Again then, the NFL and different sports activities giants have been routinely streaming large occasions just like the Tremendous Bowl and World Cup — however solely as a kind of secondary outlet for weirdos who did not have conventional TV. And anybody who did stream sports activities needed to anticipate to run into issues, like ESPN did when it streamed a World Cup sport in 2014.
A yr later, the NFL placed on a streaming-only sport for the primary time — however made certain it was a comparatively area of interest one, and made certain that folks knew it was an experiment.
Lower to immediately, and streaming is only a method we watch some soccer video games now. Amazon pays a gazillion {dollars} a yr to point out one sport every week throughout the common season; Netflix has paid as much as present a pair video games on Christmas Day. A brand new deal the NFL struck with Disney final yr will give the league the chance to promote much more video games to digital gamers.
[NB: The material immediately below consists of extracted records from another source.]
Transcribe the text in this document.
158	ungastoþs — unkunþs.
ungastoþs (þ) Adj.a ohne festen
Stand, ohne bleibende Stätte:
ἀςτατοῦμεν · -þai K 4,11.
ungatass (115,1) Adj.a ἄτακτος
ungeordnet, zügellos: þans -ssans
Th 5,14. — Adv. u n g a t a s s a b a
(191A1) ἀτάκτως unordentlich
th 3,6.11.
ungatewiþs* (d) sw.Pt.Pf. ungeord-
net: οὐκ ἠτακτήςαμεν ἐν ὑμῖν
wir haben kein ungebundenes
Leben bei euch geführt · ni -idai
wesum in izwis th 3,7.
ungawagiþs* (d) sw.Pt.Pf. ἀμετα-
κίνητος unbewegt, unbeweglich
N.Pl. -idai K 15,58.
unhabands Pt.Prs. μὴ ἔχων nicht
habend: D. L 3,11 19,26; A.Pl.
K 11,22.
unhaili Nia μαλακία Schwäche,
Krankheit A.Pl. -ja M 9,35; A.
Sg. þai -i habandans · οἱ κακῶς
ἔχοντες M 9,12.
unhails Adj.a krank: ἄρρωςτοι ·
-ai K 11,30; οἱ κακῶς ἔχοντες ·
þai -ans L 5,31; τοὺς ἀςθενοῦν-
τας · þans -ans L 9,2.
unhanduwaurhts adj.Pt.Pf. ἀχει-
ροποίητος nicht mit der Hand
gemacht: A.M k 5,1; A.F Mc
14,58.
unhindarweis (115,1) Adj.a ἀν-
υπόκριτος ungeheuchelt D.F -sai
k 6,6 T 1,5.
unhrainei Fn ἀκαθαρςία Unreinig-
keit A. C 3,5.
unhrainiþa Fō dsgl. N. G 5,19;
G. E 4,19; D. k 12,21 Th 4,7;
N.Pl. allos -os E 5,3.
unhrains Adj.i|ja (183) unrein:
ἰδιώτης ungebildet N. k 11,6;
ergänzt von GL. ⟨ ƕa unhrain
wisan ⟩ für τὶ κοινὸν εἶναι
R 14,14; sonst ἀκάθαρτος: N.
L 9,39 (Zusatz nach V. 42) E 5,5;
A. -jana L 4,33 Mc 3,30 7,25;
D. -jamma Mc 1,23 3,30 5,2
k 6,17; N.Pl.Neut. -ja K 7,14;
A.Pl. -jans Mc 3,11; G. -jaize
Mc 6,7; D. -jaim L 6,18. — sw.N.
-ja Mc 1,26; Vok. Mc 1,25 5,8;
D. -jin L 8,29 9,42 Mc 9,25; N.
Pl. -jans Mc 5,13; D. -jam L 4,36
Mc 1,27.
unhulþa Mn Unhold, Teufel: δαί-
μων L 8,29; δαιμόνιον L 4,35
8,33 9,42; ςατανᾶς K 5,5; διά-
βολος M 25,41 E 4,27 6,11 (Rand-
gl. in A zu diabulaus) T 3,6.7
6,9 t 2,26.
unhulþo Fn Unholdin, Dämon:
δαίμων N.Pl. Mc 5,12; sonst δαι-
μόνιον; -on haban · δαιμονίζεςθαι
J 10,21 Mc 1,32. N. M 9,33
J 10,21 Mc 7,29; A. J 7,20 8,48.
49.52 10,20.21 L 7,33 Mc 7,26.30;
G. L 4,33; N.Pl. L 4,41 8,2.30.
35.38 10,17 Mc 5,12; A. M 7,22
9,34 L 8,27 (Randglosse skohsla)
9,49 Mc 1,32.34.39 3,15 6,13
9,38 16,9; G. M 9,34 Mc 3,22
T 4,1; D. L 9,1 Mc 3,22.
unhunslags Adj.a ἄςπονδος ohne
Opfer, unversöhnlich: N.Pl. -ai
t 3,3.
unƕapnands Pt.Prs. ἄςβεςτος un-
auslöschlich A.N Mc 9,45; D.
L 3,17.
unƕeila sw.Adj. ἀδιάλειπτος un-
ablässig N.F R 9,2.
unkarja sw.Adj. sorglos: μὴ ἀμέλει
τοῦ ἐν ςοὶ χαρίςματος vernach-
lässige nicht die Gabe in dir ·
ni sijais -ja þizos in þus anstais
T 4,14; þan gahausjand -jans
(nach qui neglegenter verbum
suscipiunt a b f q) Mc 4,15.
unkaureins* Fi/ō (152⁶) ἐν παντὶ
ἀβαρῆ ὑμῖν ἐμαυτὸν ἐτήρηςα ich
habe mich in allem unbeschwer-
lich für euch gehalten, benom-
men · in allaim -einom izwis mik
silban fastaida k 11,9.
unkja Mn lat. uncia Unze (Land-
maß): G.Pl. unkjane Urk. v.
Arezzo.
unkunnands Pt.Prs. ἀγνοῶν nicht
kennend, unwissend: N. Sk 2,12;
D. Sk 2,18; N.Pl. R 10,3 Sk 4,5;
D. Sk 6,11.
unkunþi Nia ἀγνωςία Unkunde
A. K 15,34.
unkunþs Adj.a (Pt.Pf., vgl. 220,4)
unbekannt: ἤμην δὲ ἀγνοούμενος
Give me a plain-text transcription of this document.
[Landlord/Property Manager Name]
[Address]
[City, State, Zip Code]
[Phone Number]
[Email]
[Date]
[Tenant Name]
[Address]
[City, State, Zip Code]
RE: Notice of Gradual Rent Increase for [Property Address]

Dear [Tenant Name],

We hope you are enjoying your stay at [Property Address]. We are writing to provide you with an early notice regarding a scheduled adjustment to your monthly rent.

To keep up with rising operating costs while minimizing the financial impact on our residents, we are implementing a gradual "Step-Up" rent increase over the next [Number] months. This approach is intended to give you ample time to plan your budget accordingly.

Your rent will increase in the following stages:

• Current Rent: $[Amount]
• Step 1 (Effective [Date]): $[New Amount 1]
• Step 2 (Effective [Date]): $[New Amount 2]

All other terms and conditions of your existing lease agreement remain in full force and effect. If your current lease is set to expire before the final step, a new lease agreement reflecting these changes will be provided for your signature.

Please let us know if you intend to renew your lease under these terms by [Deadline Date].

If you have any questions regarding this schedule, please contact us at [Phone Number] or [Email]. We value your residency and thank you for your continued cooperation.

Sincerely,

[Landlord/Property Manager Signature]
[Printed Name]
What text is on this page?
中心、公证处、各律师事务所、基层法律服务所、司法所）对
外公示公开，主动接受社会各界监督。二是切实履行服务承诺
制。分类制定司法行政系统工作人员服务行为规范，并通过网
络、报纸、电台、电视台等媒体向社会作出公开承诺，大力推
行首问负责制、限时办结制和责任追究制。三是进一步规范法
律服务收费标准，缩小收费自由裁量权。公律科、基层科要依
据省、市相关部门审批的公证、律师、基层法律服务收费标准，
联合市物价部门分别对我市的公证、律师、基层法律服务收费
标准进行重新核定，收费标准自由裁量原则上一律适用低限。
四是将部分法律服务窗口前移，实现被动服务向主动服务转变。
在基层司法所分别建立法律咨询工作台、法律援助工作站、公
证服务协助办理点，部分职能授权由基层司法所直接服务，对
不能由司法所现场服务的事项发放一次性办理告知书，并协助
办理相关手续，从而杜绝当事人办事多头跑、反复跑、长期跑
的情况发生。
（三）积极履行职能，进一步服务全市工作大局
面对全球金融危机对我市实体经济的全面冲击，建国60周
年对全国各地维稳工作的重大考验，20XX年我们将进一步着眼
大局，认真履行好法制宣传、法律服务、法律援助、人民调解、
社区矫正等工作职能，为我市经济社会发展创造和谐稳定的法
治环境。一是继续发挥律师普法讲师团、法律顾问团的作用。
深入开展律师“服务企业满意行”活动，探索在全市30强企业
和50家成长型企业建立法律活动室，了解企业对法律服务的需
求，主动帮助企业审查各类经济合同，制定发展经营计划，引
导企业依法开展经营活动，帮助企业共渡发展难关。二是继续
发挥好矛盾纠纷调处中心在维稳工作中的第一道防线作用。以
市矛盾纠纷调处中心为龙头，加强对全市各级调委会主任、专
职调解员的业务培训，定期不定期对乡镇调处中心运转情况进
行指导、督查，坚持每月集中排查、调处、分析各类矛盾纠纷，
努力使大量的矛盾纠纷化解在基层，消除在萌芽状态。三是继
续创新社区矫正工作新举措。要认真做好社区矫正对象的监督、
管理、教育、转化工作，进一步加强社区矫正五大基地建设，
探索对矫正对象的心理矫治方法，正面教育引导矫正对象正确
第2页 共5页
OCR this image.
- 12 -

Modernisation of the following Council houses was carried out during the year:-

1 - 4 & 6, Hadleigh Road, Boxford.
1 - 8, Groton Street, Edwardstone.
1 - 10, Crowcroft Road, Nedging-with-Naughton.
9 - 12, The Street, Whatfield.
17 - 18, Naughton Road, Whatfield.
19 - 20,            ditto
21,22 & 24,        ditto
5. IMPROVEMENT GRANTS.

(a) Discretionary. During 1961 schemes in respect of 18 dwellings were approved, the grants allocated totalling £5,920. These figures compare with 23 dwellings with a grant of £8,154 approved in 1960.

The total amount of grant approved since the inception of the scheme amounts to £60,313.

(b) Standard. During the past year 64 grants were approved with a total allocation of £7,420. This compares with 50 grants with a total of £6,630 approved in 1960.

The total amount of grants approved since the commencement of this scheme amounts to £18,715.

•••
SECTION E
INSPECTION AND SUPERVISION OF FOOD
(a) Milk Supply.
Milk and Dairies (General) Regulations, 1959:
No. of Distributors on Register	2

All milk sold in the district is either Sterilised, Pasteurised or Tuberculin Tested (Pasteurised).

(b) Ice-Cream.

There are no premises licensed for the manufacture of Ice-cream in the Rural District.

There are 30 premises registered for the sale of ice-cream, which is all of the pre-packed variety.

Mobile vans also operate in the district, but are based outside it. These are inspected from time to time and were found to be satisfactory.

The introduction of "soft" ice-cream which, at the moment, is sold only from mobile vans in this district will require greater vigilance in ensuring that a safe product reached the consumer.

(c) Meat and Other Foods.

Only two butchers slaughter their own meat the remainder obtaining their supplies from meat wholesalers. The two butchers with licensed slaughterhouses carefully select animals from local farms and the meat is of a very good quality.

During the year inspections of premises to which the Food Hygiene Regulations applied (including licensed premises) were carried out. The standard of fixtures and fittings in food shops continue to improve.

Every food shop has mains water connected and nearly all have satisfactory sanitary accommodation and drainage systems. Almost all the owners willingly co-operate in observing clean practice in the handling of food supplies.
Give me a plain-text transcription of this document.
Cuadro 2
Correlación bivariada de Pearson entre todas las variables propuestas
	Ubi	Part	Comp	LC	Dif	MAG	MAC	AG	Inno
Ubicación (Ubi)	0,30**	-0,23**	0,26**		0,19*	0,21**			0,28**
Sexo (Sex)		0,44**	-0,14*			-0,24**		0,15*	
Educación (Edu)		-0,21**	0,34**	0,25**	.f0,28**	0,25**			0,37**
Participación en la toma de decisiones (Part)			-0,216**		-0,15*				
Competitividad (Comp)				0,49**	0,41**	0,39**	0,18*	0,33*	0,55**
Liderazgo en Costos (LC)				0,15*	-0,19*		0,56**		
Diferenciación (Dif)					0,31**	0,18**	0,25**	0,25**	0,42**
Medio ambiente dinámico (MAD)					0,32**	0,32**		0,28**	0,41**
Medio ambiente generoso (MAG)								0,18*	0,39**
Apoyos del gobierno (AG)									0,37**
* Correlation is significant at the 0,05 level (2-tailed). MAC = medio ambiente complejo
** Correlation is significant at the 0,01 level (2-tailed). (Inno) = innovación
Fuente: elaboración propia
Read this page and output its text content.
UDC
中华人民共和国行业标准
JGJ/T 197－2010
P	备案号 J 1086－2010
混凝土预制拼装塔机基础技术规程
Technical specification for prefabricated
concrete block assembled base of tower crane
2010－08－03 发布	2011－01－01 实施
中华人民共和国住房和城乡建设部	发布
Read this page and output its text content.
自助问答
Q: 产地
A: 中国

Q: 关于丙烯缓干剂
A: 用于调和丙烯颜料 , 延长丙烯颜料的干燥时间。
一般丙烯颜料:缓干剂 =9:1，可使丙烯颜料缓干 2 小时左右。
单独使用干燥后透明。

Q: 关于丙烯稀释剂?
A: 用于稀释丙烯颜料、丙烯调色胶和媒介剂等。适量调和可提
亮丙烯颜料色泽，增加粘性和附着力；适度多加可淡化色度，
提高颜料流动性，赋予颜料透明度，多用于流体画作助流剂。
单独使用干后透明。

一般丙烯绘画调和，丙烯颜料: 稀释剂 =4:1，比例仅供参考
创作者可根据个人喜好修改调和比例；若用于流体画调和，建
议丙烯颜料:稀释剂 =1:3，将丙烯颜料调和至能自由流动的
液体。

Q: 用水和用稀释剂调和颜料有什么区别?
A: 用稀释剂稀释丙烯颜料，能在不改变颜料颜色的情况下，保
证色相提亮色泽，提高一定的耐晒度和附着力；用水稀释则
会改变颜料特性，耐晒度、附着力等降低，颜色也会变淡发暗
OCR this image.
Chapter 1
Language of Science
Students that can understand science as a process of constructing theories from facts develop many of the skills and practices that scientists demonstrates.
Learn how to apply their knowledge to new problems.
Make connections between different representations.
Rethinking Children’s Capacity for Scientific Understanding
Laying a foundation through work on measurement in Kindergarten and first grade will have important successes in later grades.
And two years in the past, the league handed one other new threshold by shifting one in all its most beneficial belongings — a playoff sport — to Comcast’s Peacock streamer, the place it was solely out there to paid subscribers. That one generated a ton of complaints from individuals who stated they did not wish to pay one other service to look at an NFL sport — together with tens of millions of sign-ups for Peacock, which confirmed they might.
The NFL isn’t ditching TV for streaming anytime quickly. For many individuals, watching NFL video games is the primary cause to look at TV, and that offers the league a ton of leverage to extract ever-increasing charges from the likes of NBC and CBS. So they may nearly definitely maintain the vast majority of their video games on old-time TV for the foreseeable future. However they will promote them to streaming platforms too — as a result of they will pay as much as get them, and you will pay, too.